O América Aberta (AA), realizado pela primeira vez no Brasil, conectou governos e sociedade civil para discutir conjuntamente a abertura e a governança de dados, principalmente no contexto de países da América Latina. E em tempos de hiperconexão e produção de grandes volumes de dados, debater sobre esses temas não é suficiente se não abordarmos também o papel crucial da alfabetização em dados, ou “data literacy”. 

Durante a construção da Abrelatam – umas das trilhas do AA –, a sociedade civil trouxe exatamente essa preocupação: o desalinhamento entre a oferta e o uso de dados de forma massiva. Afinal, a habilidade de entender, interpretar e dar contexto aos dados, conectando-os com as demandas sociais, políticas públicas e direitos, não é um item “extra” no debate sobre transparência, mas um elemento central para a construção de democracias mais justas e participativas.

Ao longo dos quatro dias de evento, em Brasília, ficou claro que os processos de abertura de dados só cumprem o seu papel fundamental quando são compreensíveis e úteis para quem precisa deles. É a alfabetização em dados que permite que a transparência vá além do discurso, transformando o consumo de informações em participação real. 

E é aqui que o trabalho feito pela Escola de Dados se torna cada vez mais indispensável. Desde que o capítulo brasileiro foi criado, em 2013, este programa da Open Knowledge Brasil tem se dedicado a reduzir barreiras de acesso ao conhecimento sobre dados num país onde as desigualdades estruturais ainda limitam as oportunidades de aprendizado. 

Foi assim quando treinamos jovens de favelas do Rio de Janeiro em 2016, colaborando para o surgimento do data_labe, um observatório de geração cidadã de dados da Maré; ou quando adaptamos um curso inteiro sobre dados ambientais para que o conteúdo chegasse a 85 ribeirinhos e quilombolas de 16 cidades da Ilha de Marajó, no Pará. 

Garantir que jornalistas, lideranças comunitárias, gestores públicos, pesquisadores, ativistas e cidadãos tenham (e saibam usar) as ferramentas necessárias para transformar dados em histórias, ações e políticas é, de alguma forma, construir um espaço mais democrático.

No América Aberta, tivemos a chance de nos aproximar dos nossos colegas da Escuela de Datos, que atua especificamente com a comunidade de falantes de espanhol, e durante alguns papos sobre essa missão da ED mundo afora, Omar Luna, coordenador do capítulo, me fez refletir sobre a demanda pelo aprimoramento no trabalho com dados. “Esse diálogo parceiro e cuidadoso nos permitiu identificar oportunidades para construir estratégias conjuntas que abordem os passos para a alfabetização e a abertura de dados nesse contexto de cenários complexos no qual se encontram atualmente os países da América Latina”, ele disse. 

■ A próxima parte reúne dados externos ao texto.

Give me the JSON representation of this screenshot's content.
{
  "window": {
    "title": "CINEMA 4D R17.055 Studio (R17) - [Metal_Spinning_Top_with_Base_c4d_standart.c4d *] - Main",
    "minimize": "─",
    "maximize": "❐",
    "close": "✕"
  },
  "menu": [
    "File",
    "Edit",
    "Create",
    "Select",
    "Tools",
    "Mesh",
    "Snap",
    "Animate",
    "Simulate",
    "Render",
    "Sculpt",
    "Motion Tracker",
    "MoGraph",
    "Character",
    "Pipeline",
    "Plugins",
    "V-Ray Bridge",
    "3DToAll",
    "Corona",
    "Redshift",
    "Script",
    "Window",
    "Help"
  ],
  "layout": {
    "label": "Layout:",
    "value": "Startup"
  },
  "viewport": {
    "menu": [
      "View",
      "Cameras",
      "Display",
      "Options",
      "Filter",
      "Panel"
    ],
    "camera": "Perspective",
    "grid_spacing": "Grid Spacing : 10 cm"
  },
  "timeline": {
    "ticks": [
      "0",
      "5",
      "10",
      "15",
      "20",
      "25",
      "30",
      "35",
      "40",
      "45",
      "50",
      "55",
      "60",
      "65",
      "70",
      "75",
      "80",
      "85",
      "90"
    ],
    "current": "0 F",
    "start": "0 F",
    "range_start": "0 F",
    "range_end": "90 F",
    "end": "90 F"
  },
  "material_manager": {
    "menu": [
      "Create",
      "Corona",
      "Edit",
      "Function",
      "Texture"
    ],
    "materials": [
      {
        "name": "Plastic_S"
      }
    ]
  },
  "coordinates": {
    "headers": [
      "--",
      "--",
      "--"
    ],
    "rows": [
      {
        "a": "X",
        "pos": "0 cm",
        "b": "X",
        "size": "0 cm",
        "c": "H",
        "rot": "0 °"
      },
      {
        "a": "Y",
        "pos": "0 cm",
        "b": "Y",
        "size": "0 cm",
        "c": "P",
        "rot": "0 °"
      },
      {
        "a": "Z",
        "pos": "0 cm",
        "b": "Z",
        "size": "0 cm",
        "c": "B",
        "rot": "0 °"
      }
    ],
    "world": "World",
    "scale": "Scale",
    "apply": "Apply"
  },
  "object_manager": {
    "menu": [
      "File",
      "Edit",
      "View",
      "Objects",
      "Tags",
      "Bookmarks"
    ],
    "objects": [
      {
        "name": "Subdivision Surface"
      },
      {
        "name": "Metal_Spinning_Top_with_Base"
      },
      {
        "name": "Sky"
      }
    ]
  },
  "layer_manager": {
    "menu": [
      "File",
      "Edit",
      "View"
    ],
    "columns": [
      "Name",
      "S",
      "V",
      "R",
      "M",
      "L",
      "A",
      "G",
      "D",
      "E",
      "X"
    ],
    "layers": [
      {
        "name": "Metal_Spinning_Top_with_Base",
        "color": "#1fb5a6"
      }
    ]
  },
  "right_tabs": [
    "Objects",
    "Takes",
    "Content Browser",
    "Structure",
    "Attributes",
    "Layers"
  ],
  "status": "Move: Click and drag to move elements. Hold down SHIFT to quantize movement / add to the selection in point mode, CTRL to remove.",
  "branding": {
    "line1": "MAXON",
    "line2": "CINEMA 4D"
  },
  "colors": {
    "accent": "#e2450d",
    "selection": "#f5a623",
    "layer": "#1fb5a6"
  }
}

E é isso. Trabalhar com dados não deve ser uma questão técnica e restrita a especialistas. A alfabetização em dados tem uma dimensão profundamente política se quisermos evitar que o acesso não reproduza desigualdades. Serve para que democracias não só sobrevivam às mudanças do mundo digital e hiperconectado, mas também prosperem. 

Os coordenadores dos capítulos brasileiro e de comunidades hispanohablantes da Escola de Dados, Jamile Santana e
Omar Luna, durante o América Aberta, em 2024.